Une prémisse quelque peu idéale présenterait ainsi quelque chose de familier qui soit par nature universel et qui introduirait dans cette familiarité, dans cette description qui nous ancre encore dans notre réalité, l’élément perturbateur qui rend la situation décrite comme quelque chose d’étrange qui étonne, surprend.

Le genre intervient beaucoup dans le degré de réalisme ou d’inhabituel ainsi que la cible des lecteurs et lectrices que vise un récit : on ne s’adresse pas de la même manière à un enfant ou à un adulte (ou un adolescent).

La problématique devient donc pour les autrices et les auteurs de connaître où ils veulent situer ce seuil entre réalisme, familiarité des faits et l’étrangeté d’une situation qui, précisément, nous éloigne du réel tout en exigeant du lecteur et de la lectrice une foi sans réserve dans le discours du récit.

Les aspects de l’intrigue

Un aspect majeur de l’intrigue est sa capacité à progresser. Nous parlons de temps dorénavant. Car une histoire joue avec la durée des événements. En une phrase, dix années se sont écoulées. Ou bien en dix pages (ce qui équivaut à environ une dizaine de minutes en termes scénaristiques), les cinq minutes les plus cruciales de votre héroïne ou de votre héros ont été décrites dans les détails les plus significatifs.

C’est vous, autrices et auteurs, qui êtes responsables de toutes ces différentes durées, de ces distorsions temporelles. Vous les organisez selon l’effet que vous cherchez à obtenir sur votre lecteur/spectateur. L’instrument de ces effets est de créer de la tension dramatique, c’est le moyen par lequel vous atteignez émotionnellement le lecteur/spectateur.

Une intrigue qui occupe l’espace de l’acte Deux (le plus long à parcourir) consiste en une promesse faite au lecteur/spectateur. Plus exactement, cette promesse est donnée dans l’acte Un, l’acte Deux consistant à donner de la matière à cette promesse, à la développer dans des directions inattendues que lectrices et lecteurs ne peuvent anticiper.

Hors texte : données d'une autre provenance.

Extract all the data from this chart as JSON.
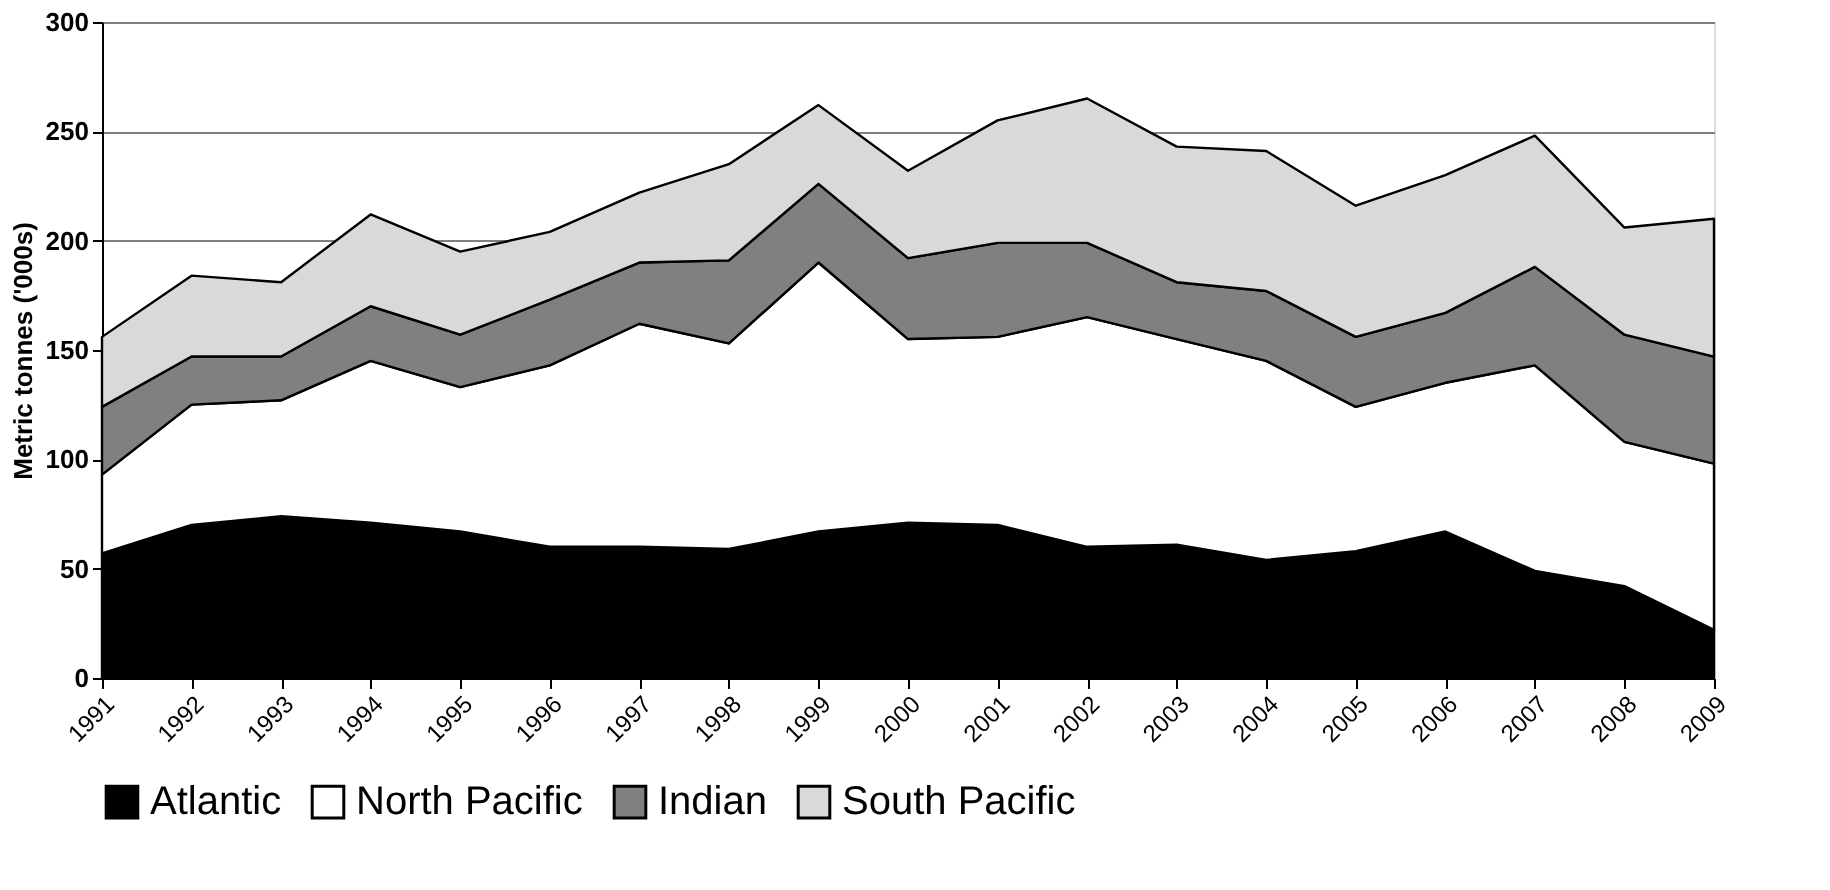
{
  "chart_data": {
    "type": "area",
    "stacked": true,
    "ylabel": "Metric tonnes ('000s)",
    "categories": [
      "1991",
      "1992",
      "1993",
      "1994",
      "1995",
      "1996",
      "1997",
      "1998",
      "1999",
      "2000",
      "2001",
      "2002",
      "2003",
      "2004",
      "2005",
      "2006",
      "2007",
      "2008",
      "2009"
    ],
    "series": [
      {
        "name": "Atlantic",
        "color": "#000000",
        "values": [
          57,
          70,
          74,
          71,
          67,
          60,
          60,
          59,
          67,
          71,
          70,
          60,
          61,
          54,
          58,
          67,
          49,
          42,
          22
        ]
      },
      {
        "name": "North Pacific",
        "color": "#ffffff",
        "values": [
          36,
          55,
          53,
          74,
          66,
          83,
          102,
          94,
          123,
          84,
          86,
          105,
          94,
          91,
          66,
          68,
          94,
          66,
          76
        ]
      },
      {
        "name": "Indian",
        "color": "#808080",
        "values": [
          31,
          22,
          20,
          25,
          24,
          30,
          28,
          38,
          36,
          37,
          43,
          34,
          26,
          32,
          32,
          32,
          45,
          49,
          49
        ]
      },
      {
        "name": "South Pacific",
        "color": "#d9d9d9",
        "values": [
          32,
          37,
          34,
          42,
          38,
          31,
          32,
          44,
          36,
          40,
          56,
          66,
          62,
          64,
          60,
          63,
          60,
          49,
          63
        ]
      }
    ],
    "ylim": [
      0,
      300
    ],
    "yticks": [
      0,
      50,
      100,
      150,
      200,
      250,
      300
    ],
    "grid": "y",
    "legend": "bottom"
  }
}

Ne cédez pas cependant à la tentation de la facilité en usant d’un Deux Ex Machina pour sortir votre héros ou votre héroïne des ornières de l’impasse dans lesquelles vous les avez vous-mêmes jetés : un hasard providentiel ne fait jamais bon effet en fiction (c’est moins vrai néanmoins pour l’incident déclencheur où le hasard d’une rencontre peut donner corps à toute une intrigue).

Plus tôt dans le récit, vous promettez quelque chose à votre lecteur/spectateur et plus tôt vous l’accrocherez à votre histoire. Le prologue est le moment idéal pour faire cette promesse.

Le prologue

Le prologue existe indépendamment de l’histoire. C’est un moyen d’introduire des détails du contexte ou quelques informations sur les personnages mais dont la pertinence n’est pas immédiatement évidente.

C’est au tragédien Euripide que nous devons l’invention du prologue. Euripide est connu pour ses œuvres sur les aspects les plus sombres de notre humanité. Ses intrigues mettent en avant passion et vengeance ; deux notions par nature intimement liées.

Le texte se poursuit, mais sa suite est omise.